A lot of people could avoid debt spending and get more out of life by simply making the best of what they have already, by embracing the old faith, family and friendships that already exit in their lives.

Cell phones are a great example: is their really a compelling reason to upgrade every 6 months? What does the new phone do that the old one did not?

Computers are another great example: is there really a compelling reason to upgrade every year? What does the new computer do that the old one did not?

For a long time I was one of those "new is better" people: and this idea may hold true for a lot of "things", but it doesn't hold up for the things that have real value in life.

New love is not better than stable enduring deep and lasting love. A new faith is not better than one that you have believed in for years, that has guided you, that you know to be true. New friends are nice, but they are certainly not better than friends who have been around for a long time. New homes can be nice, but they are not necessarily better then ones that have been made into homes.

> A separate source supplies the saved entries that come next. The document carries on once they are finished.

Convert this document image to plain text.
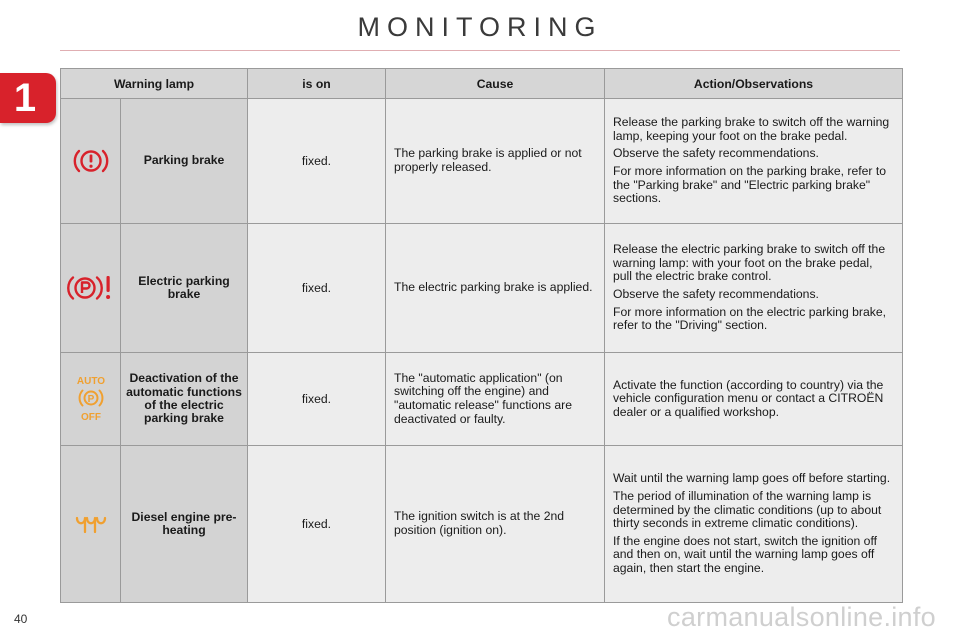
MONITORING
1	Warning lamp		is on	Cause	Action/Observations
	Parking brake	fixed.	The parking brake is applied or not properly released.	Release the parking brake to switch off the warning lamp, keeping your foot on the brake pedal.

Observe the safety recommendations.

For more information on the parking brake, refer to the "Parking brake" and "Electric parking brake" sections.

	Electric parking brake	fixed.	The electric parking brake is applied.	Release the electric parking brake to switch off the warning lamp: with your foot on the brake pedal, pull the electric brake control.

Observe the safety recommendations.

For more information on the electric parking brake, refer to the "Driving" section.

AUTO
P
OFF	Deactivation of the automatic functions of the electric parking brake	fixed.	The "automatic application" (on switching off the engine) and "automatic release" functions are deactivated or faulty.	Activate the function (according to country) via the vehicle configuration menu or contact a CITROËN dealer or a qualified workshop.

	Diesel engine pre-heating	fixed.	The ignition switch is at the 2nd position (ignition on).	Wait until the warning lamp goes off before starting.

The period of illumination of the warning lamp is determined by the climatic conditions (up to about thirty seconds in extreme climatic conditions).

If the engine does not start, switch the ignition off and then on, wait until the warning lamp goes off again, then start the engine.

40	carmanualsonline.info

We can find a lot of things in life that get better with age: classic cars for example/ classic architecture/ classic art/ fine wine, family, faith and friends.

I was even reminded of trees when thinking about this. A new seedling is not nearly as magnificent and glorious as a sacred fig or olive tree. People too become more interesting with age and life experience. 

Sometimes the new is worse: I liked the value of the USD in 1980 more then I enjoy the new value of our money. There we times in history when we had a chance to make a great leap forward for the benefit of everyone, but certainly some bad old ideas held us back. So I am not saying old is better and new sucks, I am only saying we should be more careful to be thoughtful when thinking about what this or that "new" things is really worth to us.....

The New Car Example

Did you buy a brand new car and pay the full retail price like me? If so, the only way you will get a good deal out of that car, is to operate it for its full operational life. Car's depreciate so rapidly that their functional use value quickly eclipses their resale value in the used car market. Typical vehicles loose half their resale value within just 3 years, when they can function to bring people and stuff from point A to point B for 20 years or more.

Frugal Smart?

Speaking of new cars: I happen to know two older very wealthy guys that have never owned a new car.... they always buy them use to save lots on the initial depreciation loss of someone else. Perhaps their frugal car buying choices is part of what gives them fiscal stability? Actually, I have noticed that a lot of moderately wealthy people are intelligently frugal.... food for thought, eh? The other side of that, is that poor people spend all of their money: regardless of their income level....... I know of people that make hundreds of thousands of dollars per year, that are always short on money, cause they spend every dime of their income.... is that an intelligent lifestyle to live? To Who's Benefit?